I am so in the weeds with this, now. LOL
Sometimes, when the MIRIAM process (Moving Inspiration Rapidly Into Accepting Minds) gives me a glimpse of somewhere in this integer factorization study that I can go, something that I can do to assemble an idea into reality … the process tells me NOTHING about what it means or really how to use it in the actual process of developing a better formula for factoring integers. Sometimes it’s just a property that shows up, a glimpse of beauty and something like-but-unlike symmetry, and it gives me a good bit of work to do, and a somehow satisfying result.
I was looking at discrete semiprimes, and focusing again on them in particular, starting with the least products of two distinct primes whose Ascents, which connect the ceiling-square-and-remainder formula to their Fermat factorizations. currently defy the development of a compact formula. I was looking at the Characteristic Polynomial f(x)=x2+2cx+r that accompanies the expression of the discrete semiprime m=c2-r and gives a hint of which Ascent will give factorization. Finally, inspired by my Zone Grid and Beehive Plot ideas from earlier, I was making charts of distances of the x=0 and x=1 values of the Characteristic Polynomials from pairs of successive perfect squares.
You know, just to see what would happen. 😀
When I started lining up, for a given discrete semiprime, parallel sets of measures of the gaps between the Characteristic Polynomial line and successive Zone Boundary lines, I ended up with rows of regularly spaced dots, going top-to-bottom in periods decreasing by two, until one of the rows hit the point corresponding to a gap of zero, which ties to the ever-elusive Fermat factorization answer.

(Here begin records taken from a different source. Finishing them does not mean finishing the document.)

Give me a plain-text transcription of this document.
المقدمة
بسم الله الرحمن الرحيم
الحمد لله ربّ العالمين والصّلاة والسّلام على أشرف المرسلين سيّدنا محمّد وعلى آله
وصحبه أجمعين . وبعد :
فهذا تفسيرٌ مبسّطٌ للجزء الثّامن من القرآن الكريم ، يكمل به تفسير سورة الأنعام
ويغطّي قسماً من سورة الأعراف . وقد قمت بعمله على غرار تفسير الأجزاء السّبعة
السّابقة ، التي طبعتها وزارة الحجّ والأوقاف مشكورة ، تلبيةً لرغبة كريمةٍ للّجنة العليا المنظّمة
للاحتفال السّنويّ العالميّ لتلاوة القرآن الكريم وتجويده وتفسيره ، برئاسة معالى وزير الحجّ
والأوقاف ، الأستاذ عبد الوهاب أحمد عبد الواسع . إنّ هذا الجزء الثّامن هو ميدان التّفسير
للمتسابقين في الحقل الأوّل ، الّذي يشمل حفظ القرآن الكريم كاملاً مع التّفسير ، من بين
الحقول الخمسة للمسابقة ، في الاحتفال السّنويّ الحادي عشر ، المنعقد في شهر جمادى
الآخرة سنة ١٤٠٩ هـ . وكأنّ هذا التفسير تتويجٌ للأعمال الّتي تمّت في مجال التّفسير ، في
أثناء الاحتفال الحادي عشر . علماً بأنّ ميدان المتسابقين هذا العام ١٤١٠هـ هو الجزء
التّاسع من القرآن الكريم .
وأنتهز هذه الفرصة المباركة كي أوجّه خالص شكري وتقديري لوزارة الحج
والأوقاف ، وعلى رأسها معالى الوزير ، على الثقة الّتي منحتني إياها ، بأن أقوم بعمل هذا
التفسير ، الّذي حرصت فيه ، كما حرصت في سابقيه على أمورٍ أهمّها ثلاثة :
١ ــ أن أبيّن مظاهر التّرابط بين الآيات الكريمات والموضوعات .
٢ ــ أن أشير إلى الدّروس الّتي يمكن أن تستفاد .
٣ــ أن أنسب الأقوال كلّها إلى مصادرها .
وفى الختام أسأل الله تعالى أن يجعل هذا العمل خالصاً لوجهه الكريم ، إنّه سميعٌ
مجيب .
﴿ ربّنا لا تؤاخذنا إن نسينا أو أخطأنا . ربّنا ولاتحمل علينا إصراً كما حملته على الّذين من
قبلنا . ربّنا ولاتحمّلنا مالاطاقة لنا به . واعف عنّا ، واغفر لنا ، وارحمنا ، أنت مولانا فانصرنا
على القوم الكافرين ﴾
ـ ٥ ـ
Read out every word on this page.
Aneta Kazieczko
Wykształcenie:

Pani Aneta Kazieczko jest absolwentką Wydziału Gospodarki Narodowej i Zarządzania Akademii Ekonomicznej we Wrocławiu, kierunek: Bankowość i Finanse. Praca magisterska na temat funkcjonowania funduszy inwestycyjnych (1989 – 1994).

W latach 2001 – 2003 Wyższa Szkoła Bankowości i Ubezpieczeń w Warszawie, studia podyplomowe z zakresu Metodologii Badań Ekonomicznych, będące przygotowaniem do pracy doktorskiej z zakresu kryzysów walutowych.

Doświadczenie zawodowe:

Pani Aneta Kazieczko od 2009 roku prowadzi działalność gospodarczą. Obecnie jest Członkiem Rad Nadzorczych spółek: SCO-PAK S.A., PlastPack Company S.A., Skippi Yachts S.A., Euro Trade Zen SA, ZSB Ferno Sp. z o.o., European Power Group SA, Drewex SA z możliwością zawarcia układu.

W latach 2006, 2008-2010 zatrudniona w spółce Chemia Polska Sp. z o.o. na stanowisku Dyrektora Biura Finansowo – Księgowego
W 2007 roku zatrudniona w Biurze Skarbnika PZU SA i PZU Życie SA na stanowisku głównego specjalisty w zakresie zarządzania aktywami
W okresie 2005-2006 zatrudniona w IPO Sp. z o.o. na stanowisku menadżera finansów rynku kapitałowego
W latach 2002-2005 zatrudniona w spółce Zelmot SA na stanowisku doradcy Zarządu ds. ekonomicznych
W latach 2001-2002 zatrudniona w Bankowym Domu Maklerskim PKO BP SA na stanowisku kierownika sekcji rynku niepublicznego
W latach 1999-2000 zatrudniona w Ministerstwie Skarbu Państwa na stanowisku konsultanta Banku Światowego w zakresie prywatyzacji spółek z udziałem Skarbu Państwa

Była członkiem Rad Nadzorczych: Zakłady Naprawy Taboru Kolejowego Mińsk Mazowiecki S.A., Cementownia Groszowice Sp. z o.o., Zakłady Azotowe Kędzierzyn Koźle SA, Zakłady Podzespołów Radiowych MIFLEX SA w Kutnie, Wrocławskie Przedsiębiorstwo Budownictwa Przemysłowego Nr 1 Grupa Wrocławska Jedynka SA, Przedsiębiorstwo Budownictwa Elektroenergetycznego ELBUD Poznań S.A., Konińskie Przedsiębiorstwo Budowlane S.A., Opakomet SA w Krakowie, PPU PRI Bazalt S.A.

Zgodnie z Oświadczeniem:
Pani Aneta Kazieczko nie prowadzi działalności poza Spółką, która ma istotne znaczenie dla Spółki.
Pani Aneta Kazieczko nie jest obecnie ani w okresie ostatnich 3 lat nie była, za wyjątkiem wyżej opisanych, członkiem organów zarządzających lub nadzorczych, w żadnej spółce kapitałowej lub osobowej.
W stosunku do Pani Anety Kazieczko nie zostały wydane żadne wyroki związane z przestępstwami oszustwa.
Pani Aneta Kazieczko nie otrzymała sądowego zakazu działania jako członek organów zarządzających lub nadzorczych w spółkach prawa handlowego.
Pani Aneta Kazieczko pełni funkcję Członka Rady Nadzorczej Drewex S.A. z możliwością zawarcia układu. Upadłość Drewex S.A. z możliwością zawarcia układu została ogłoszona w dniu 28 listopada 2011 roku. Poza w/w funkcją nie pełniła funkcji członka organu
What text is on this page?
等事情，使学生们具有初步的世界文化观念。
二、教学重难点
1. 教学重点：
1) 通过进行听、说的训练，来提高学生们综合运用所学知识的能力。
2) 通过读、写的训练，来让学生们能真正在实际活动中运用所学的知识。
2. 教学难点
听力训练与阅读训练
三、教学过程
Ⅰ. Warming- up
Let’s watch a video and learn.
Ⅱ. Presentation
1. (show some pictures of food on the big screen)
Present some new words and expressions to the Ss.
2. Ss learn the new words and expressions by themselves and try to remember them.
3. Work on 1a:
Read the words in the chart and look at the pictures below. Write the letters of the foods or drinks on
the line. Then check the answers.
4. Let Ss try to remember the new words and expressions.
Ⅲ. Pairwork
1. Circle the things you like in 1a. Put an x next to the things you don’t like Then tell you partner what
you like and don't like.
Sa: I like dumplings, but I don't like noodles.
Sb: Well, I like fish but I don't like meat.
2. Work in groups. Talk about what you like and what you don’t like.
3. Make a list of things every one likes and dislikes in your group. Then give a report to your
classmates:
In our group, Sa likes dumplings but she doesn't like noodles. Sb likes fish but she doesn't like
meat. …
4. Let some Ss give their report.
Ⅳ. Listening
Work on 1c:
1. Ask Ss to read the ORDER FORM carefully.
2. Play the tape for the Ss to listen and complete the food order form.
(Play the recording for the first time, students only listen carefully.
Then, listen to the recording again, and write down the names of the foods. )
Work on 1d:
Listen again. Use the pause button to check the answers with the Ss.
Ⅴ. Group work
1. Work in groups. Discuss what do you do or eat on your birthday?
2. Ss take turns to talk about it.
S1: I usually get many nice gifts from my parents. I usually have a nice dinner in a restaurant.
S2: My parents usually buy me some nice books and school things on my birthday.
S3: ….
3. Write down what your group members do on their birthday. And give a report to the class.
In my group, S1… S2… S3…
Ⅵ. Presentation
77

And that’s when that little tickle in my brain last night got me truly enthusiastic about this.
I looked at some of the constellations of these dots, marked below with an X, and I realized that I was seeing similar arrangements of dots in the constellations, so to speak, for different discrete semiprimes whose values also happened to be close to each other.
What I was starting to realize last night before bedtime, to my increasing delight and excitement, was that there was a sensibly small region I could imagine within which these constellations for these consecutive discrete semiprimes would fit together, to make a sort of constellation of their constellations: a Meta-Constellation.
The meaning and application of such an obvious but somewhat imprecisely defined process have yet to blossom in my mind, but the fact that the random-seeming behavior of these gaps and of the Ascent seems to concretize into a form that seems to have some pattern and beauty to it … well, that counts as something of a breakthrough, in my thinking. It’s progress on a problem that has puzzled humanity since we started asking the question “How do you factor a large number.”
I have not yet looked at the constellations for larger numbers yet. I wonder what those probably more immense arrangements will look like, where they will fit in relation to the small-number-based MetaConstellation pictured above, and what that can tell me.